I have a usecase
map1.csv
col0|col1
10|a1
20|b1
map2.csv
col1|col2|col3|col4
a1|aa|ab|ac
a1|ba|bb|bc
a1|ca|cb|cc
b1|mm|mn|mo
b1|xy|yz|xz
I need to join map1.csv with map2.csv based on col1. If the col1 matches say a1, I need to take values of col2,col3 & col4 and store it in map as a list.
And hardcode the key as col2,col3,col4.
Expected Output:
10|a1|[{"col2": "aa","col3": "ab","col4": "ac"},{"col2": "ba","col3": "bb","col4": "bc"},{"col2": "ca","col3": "cb","col4": "cc"}]

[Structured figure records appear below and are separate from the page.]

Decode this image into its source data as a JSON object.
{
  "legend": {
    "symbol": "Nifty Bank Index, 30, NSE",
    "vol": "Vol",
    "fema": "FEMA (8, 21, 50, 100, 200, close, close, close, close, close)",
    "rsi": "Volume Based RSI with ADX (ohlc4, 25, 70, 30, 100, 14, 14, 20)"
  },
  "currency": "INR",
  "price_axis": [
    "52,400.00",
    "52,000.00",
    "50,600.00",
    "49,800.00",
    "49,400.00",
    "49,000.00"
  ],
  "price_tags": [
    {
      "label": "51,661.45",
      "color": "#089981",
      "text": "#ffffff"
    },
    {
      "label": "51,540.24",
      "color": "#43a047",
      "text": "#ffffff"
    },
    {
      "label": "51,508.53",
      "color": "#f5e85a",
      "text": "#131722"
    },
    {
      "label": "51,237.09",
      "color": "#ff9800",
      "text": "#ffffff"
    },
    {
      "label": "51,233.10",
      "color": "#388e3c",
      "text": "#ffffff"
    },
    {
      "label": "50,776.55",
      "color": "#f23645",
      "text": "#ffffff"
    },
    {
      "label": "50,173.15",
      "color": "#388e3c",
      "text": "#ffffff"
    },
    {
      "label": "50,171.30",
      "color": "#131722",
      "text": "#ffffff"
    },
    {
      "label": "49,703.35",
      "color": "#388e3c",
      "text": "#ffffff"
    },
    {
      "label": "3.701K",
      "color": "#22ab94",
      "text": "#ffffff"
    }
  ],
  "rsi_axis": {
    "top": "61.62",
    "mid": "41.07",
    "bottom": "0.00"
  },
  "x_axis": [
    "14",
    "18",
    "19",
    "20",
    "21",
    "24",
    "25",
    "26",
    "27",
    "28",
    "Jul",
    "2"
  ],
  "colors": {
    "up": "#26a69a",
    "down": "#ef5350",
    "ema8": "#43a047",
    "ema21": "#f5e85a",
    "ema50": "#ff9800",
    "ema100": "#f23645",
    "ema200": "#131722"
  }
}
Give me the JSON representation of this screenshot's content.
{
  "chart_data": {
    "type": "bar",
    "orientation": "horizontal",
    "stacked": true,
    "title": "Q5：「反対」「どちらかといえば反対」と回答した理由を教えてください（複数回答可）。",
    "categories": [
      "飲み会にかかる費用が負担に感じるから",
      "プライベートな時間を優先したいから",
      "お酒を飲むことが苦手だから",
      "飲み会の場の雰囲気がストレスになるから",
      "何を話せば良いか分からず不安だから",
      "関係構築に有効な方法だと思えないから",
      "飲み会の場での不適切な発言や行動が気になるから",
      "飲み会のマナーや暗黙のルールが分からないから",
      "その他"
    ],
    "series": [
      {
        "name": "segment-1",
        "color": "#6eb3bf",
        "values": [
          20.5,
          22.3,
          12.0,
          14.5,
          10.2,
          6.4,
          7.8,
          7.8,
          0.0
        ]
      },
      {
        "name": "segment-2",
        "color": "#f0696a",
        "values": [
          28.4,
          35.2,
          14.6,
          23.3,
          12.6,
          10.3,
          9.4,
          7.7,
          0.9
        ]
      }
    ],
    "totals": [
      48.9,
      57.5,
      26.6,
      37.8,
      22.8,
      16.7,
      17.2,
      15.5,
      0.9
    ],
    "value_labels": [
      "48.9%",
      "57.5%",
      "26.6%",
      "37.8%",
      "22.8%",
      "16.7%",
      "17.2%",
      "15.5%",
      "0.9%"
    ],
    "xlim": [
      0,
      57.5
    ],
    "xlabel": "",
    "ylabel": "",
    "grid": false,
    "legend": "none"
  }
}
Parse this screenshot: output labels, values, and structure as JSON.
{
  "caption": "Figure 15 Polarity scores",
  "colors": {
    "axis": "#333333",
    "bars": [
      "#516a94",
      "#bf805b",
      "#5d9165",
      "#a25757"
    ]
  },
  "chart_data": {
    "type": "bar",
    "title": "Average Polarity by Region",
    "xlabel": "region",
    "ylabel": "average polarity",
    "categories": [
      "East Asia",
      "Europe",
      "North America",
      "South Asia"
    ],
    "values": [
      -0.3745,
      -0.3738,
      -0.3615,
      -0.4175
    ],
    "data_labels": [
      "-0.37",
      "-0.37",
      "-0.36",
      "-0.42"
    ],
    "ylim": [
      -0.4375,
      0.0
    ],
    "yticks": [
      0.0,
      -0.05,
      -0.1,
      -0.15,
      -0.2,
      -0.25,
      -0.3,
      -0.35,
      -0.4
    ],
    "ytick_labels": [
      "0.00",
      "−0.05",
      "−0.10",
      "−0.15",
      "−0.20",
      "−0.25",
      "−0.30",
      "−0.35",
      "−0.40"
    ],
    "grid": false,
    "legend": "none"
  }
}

20|b1|[{"col2": "mm","col3": "mn","col4": "mo"},{"col2": "xy","col3": "yz","col4": "xz"}]
The script is below:
input1= load 'map1.csv' using PigStorage('|') as (col0: int, col1: chararray);
input2= load 'map2.csv' using PigStorage('|') as (col1: chararray, col2: chararray,col3: chararray, col4: chararray);
input3 = GROUP input2 by col1;
input4 = JOIN input1 by col1, input3 by col1;
ERROR org.apache.pig.tools.grunt.Grunt - ERROR 1025:
<line 4, column 40> Invalid field projection. Projected field [col1] does not exist in schema: group:chararray,input2:bag{:tuple(col1:chararray,col2:chararray,col3:chararray,col4:chararray)}.